Más de 600 personas pasan el miércoles por las urgencias de La Paz. La gran mayoría son enfermos leves que aguardan en la sala de espera a ser llamados a una consulta y luego se marchan a casa. A los pacientes los atiende un equipo de triaje que califica la gravedad del caso según una escala de color (azul, verde, amarillo, naranja y rojo). Son estos tres últimos colores los que pasan a las salas que se saturan.
Organizar el “caos”
Las asociaciones de sanitarios culpan del colapso a la mala planificación y la falta de voluntad para poner soluciones. Señalan problemas generales, como la falta general de médicos o el deterioro de las urgencias de barrio, donde a menudo solo atienden enfermeros que derivan a los enfermos más serios al hospital. El sindicato médico mayoritario en Madrid, Amyts, dice que el colapso de las urgencias no es exclusivo de La Paz, pero entienden que su imagen icónica del gran hospital de referencia para la sanidad española le haga merecedor de todos los focos. Un portavoz, Daniel Bernabéu, lamenta que llevan cuatro años esperando la remodelación completa de este viejo centro de 1964.
Otro grupo sanitario, Trabajadores en Red, cita como causas la reducción de 72 camas de hospitalización en La Paz a lo largo de 10 años o la mala gestión, que ha llevado este invierno a un refuerzo de personal del 4% para un aumento del 20% en la afluencia.

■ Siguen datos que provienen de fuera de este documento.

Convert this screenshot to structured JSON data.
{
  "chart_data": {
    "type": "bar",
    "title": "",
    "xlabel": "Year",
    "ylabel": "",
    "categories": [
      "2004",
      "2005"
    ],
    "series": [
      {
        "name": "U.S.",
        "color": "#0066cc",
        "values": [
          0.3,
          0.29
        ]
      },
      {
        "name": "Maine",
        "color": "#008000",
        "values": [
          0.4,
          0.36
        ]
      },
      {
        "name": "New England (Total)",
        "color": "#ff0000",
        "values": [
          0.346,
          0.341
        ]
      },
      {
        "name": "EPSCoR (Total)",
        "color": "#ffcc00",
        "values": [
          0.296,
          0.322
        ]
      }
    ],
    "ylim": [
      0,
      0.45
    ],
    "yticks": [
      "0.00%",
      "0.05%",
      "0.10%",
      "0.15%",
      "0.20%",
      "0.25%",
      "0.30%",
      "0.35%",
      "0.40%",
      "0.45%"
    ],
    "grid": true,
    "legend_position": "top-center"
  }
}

La Consejería de Sanidad responde que la situación en La Paz es la habitual en los inicios de la epidemia de gripe estacional a la que se añaden otros virus respiratorios. Un portavoz indica que la dirección del hospital ha abierto 44 camas en plantas de hospitalización y otras 10 camas en el propio servicio de urgencias. Además, añade, La Paz cuenta con la posibilidad de traslados a los centros Carlos III y Cantoblanco, pertenecientes al complejo del hospital, y también ha aumentado el número de pacientes atendidos por la Unidad de Hospitalización a Domicilio.

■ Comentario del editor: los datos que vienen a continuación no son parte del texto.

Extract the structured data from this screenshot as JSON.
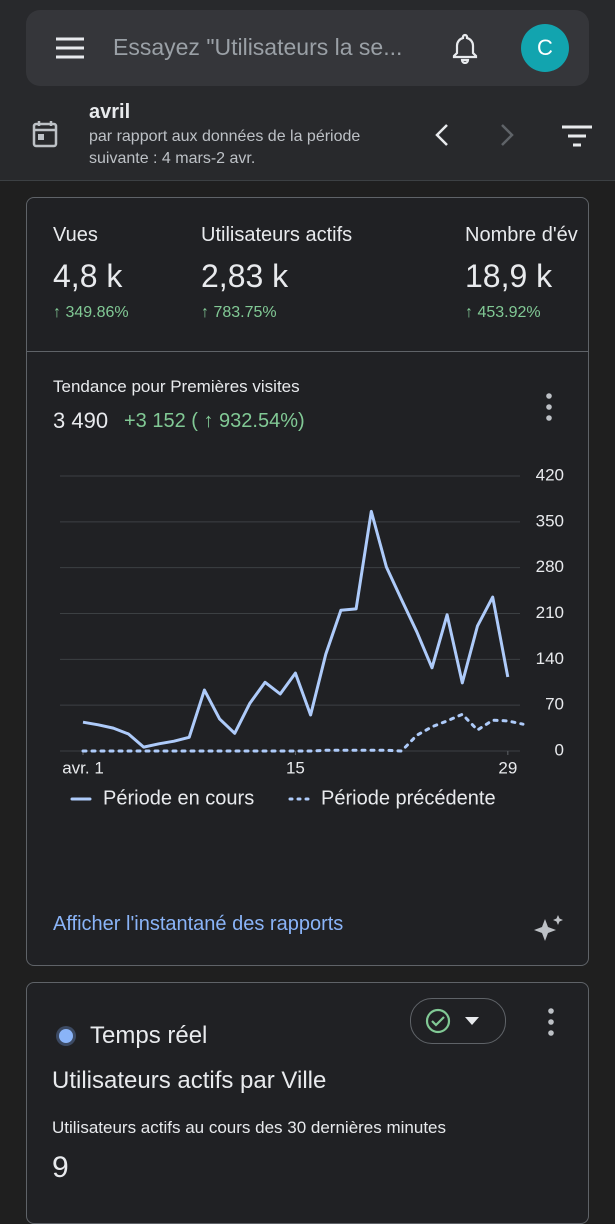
{
  "search": {
    "placeholder": "Essayez \"Utilisateurs la se...",
    "avatar": "C"
  },
  "period": {
    "title": "avril",
    "subtitle": "par rapport aux données de la période suivante : 4 mars-2 avr."
  },
  "metrics": [
    {
      "label": "Vues",
      "value": "4,8 k",
      "change": "↑ 349.86%"
    },
    {
      "label": "Utilisateurs actifs",
      "value": "2,83 k",
      "change": "↑ 783.75%"
    },
    {
      "label": "Nombre d'év",
      "value": "18,9 k",
      "change": "↑ 453.92%"
    }
  ],
  "trend": {
    "title": "Tendance pour Premières visites",
    "total": "3 490",
    "delta": "+3 152 ( ↑ 932.54%)"
  },
  "chart_data": {
    "type": "line",
    "x": [
      1,
      2,
      3,
      4,
      5,
      6,
      7,
      8,
      9,
      10,
      11,
      12,
      13,
      14,
      15,
      16,
      17,
      18,
      19,
      20,
      21,
      22,
      23,
      24,
      25,
      26,
      27,
      28,
      29,
      30
    ],
    "xlim": [
      1,
      30
    ],
    "xticks": [
      {
        "value": 1,
        "label": "avr. 1"
      },
      15,
      29
    ],
    "ylim": [
      0,
      420
    ],
    "yticks": [
      0,
      70,
      140,
      210,
      280,
      350,
      420
    ],
    "grid": true,
    "series": [
      {
        "name": "Période en cours",
        "color": "#aecbfa",
        "dash": false,
        "values": [
          44,
          40,
          35,
          26,
          6,
          11,
          15,
          21,
          93,
          49,
          27,
          73,
          105,
          87,
          119,
          55,
          148,
          215,
          217,
          366,
          281,
          231,
          182,
          127,
          208,
          104,
          191,
          235,
          113,
          null
        ]
      },
      {
        "name": "Période précédente",
        "color": "#aecbfa",
        "dash": true,
        "values": [
          0,
          0,
          0,
          0,
          0,
          0,
          0,
          0,
          0,
          0,
          0,
          0,
          0,
          0,
          0,
          0,
          1,
          1,
          1,
          1,
          1,
          0,
          24,
          37,
          46,
          56,
          32,
          47,
          46,
          41
        ]
      }
    ]
  },
  "report_link": "Afficher l'instantané des rapports",
  "realtime": {
    "badge": "Temps réel",
    "title": "Utilisateurs actifs par Ville",
    "subtitle": "Utilisateurs actifs au cours des 30 dernières minutes",
    "value": "9"
  }
}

Sin embargo, conversaciones con una decena de empleados revelan el descontento con la gerencia. “Lo único que nos queda es organizar este caos”, dice uno, que como el resto ha pedido anonimato para evitar represalias. “El mayor problema es que ya sabíamos que esto iba a pasar desde hace 15 días, pero hasta que esto no está que revienta y se salen los pacientes por las puertas no se toman medidas”.
El estrés que soportan también daña su salud. Dicen que algunos abusan de los ansiolíticos y están deseando ser trasladados a otros servicios del hospital. Muchos son jóvenes interinos: “En cuanto puedes, huyes”, dice uno.

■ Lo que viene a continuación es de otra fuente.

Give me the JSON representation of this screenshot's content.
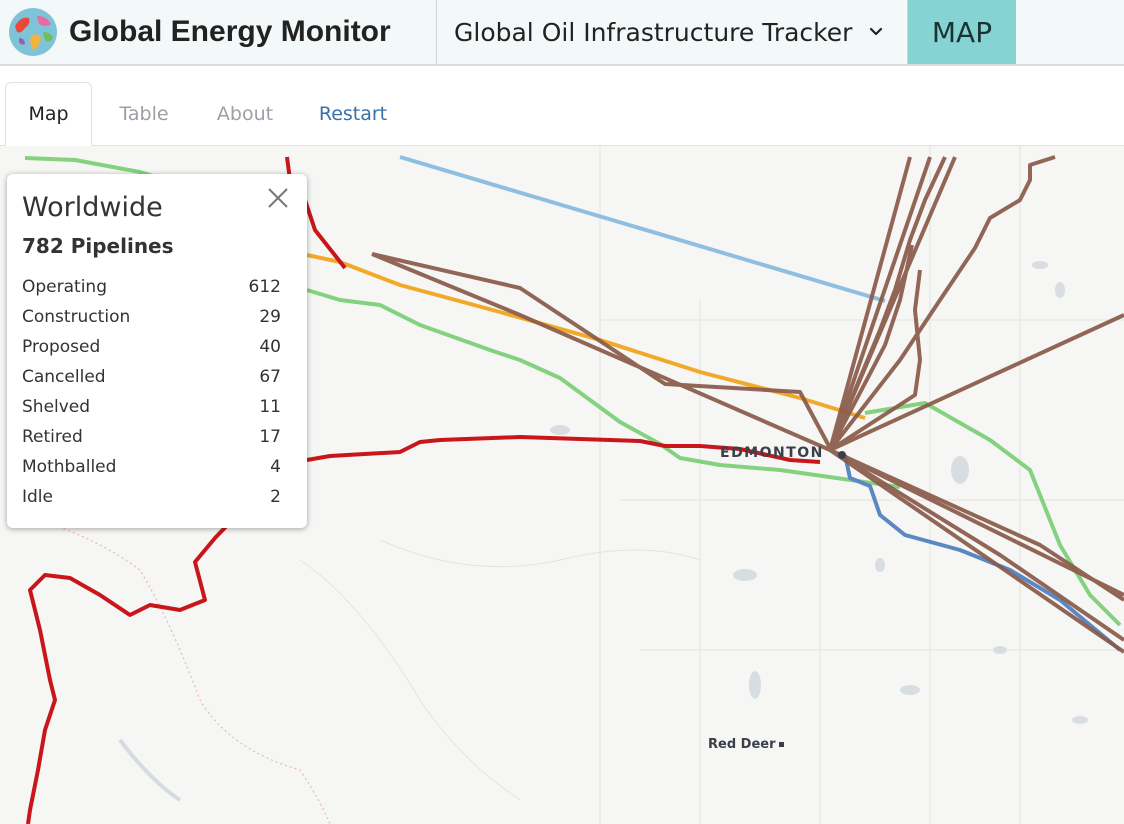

A pesar de todo, atienden a los pacientes con respeto y cariño. “¿Se quiere ir? ¡Cuando se ponga buena! Vamos a ponernos esta mascarilla para respirar mejor, ¿vale?”.
A las 19.00, el marido de Estrella se cuela por los pasillos de la zona restringida y trata de entrar en la sala donde se encuentra su mujer. Lleva sin verla desde que entraron a urgencias a las 14.30. Una celadora le descubre: “Está cerrada, corazón. Tiene que esperar en la sala de espera”. La trabajadora se marcha para continuar su trabajo y él se resiste a obedecer. Quiere ver a su esposa como sea.
A su lado pasa un hombre que acaba de perder a su madre y hace al teléfono las gestiones para el funeral. “Ahora resulta que no hay sitio en el tanatorio de la M-30, que es el que nos pilla bien”, le dice a un sanitario que le pregunta cómo se encuentra.
El trabajador se dirige al marido de Estrella, que se ha quedado muy quieto esperando a que nadie mire para colarse en la sala uno.
―No se puede pasar, caballero. Le llamarán por megafonía. Cuando se pueda pasar dirán ‘los familiares de la sala uno ya pueden pasar’, pero vamos, no sé yo si lo dirán en algún momento.
―¿Y eso?
―Pues porque ya le he explicado que está la sala colapsada. Si dejamos entrar a un familiar por paciente no se puede trabajar.
―Es que no tengo ni idea de cómo está. Yo lo que quiero es que haga usted una gracia y se haga el ciego.
―¿Qué?
―Que se haga usted el ciego.
―No puedo. Si usted entra, la bronca es pa’ mi.
El marido de Estrella se rinde. “Madre mía”, dice al regresar cabizbajo a la sala de espera, que es un hervidero de enfermos tosiendo con caras de haber pasado unas fiestas arruinadas por la enfermedad.